The fourth-largest U.S. lender reported a profit of $2.9 billion, or 67 cents per share, for the quarter ended Dec. 31, compared to $5.6 billion, or $1.40 per share.
Provision for credit losses were $957 million in the quarter, compared with a $452 million release a year earlier.
Banks are building up rainy day funds as U.S. Federal Reserve policymakers decide on the future path of interest rates.
After aggressively raising interest rates in an attempt to bring soaring inflation to heel, Fed policymakers say they are encouraged by the recent slowing in jobs and wage growth that could temper inflation.
The outlook for big U.S. banks has been further clouded by the Russia-Ukraine conflict and fading stimulus measures.
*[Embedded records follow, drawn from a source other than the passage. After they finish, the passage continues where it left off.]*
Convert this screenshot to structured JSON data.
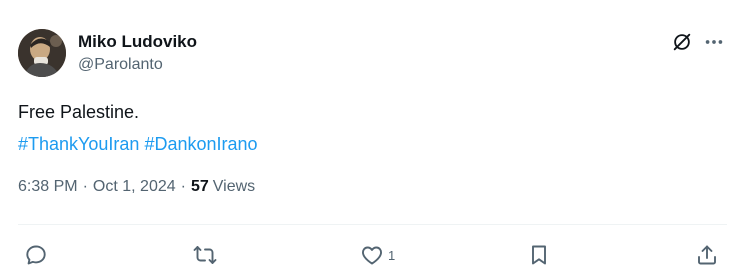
{
  "author": {
    "display_name": "Miko Ludoviko",
    "handle": "@Parolanto"
  },
  "tweet": {
    "text": "Free Palestine.",
    "hashtags": [
      "#ThankYouIran",
      "#DankonIrano"
    ]
  },
  "meta": {
    "time": "6:38 PM",
    "separator": "·",
    "date": "Oct 1, 2024",
    "views_count": "57",
    "views_label": "Views"
  },
  "actions": {
    "reply_count": "",
    "retweet_count": "",
    "like_count": "1",
    "bookmark_count": "",
    "share_count": ""
  },
  "icons": {
    "grok": "grok-icon",
    "more": "more-icon",
    "reply": "reply-icon",
    "retweet": "retweet-icon",
    "like": "heart-icon",
    "bookmark": "bookmark-icon",
    "share": "share-icon"
  },
  "colors": {
    "text": "#0f1419",
    "secondary": "#536471",
    "link": "#1d9bf0",
    "divider": "#eff3f4"
  }
}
Higher borrowing costs have also softened demand for mortgages and car loans, crimping banks’ revenues.
Meanwhile, a slump in dealmaking has weighed on banks’ investment banking businesses, which had a blockbuster 2021.
Wells Fargo is still working to contain the fallout from a six-year-old scandal over its sales practices that led to hefty fines and an asset cap imposed by the Fed on the lender’s ability to expand its balance sheet.